Hemingway on writing

‘In going where you have to go, and doing what you have to do, and seeing what you have to see, you dull and blunt the instrument you write with. But I would rather have it bent and dull and know I had to put it to the grindstone again and hammer it into shape and put a whetstone to it, and know that I had something to write about, than to have it bright and shining and nothing to say, or smooth and well-oiled in the closet, but unused’. – Ernest Hemingway, ‘Preface to “The First Forty-nine”‘, in The Complete Short Stories of Ernest Hemingway (New York: Simon and Schuster, 1987), 3–4.


  1. Hemingway, like so many writers, was an existential man, or person. But still the mystery of faith in God does not appear it seems, at least theologically? As it is not written upon. But humanity is also itself a reality of its own, and he certainly touched that depth, in ‘For Whom the Bell Tolls, etc.’ Though Hemingway was a convert to Catholicism. And it does appear that his suicide had some real family and medical aspects. And we should note that War was a great reality in his life also, WW1, to WW2, and he went along with some of the American infantry.

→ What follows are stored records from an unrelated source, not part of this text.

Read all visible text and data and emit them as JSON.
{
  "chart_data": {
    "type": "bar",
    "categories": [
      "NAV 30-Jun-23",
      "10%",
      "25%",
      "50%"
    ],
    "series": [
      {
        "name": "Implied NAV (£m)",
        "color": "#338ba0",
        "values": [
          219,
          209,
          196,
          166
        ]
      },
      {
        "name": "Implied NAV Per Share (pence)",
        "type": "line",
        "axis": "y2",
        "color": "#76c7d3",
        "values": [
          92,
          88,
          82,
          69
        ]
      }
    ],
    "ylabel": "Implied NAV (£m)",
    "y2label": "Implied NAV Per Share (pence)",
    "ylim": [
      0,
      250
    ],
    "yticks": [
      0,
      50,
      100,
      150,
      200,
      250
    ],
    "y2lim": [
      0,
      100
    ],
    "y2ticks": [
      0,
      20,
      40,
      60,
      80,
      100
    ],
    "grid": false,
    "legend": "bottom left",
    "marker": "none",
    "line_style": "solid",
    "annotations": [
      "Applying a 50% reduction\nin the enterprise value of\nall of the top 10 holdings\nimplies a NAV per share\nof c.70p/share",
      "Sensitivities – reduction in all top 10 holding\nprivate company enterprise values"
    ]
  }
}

Later after WW2 he was given the American medal the Bronze Star. Again, certainly an “existential” life!


  2. Hemingway on writing:

    “The most essential gift for a good writer is a built-in, shock-proof, s*** detector. This is the writer’s radar and all great writers have had it.”


  3. I am Swiss and have not read much by Hemingway, because I find him most depressing. I did try repeatedly and what I could take best was his journalism, outright journalism with reports about inflation, skiing, people’s opinion.

    I think he is one of the greatest writers because of his language, but he is not a good thinker. It seems he never understood what thinking was about. Thinking is not the same as sinking deeper and deeper intop some thought or mood.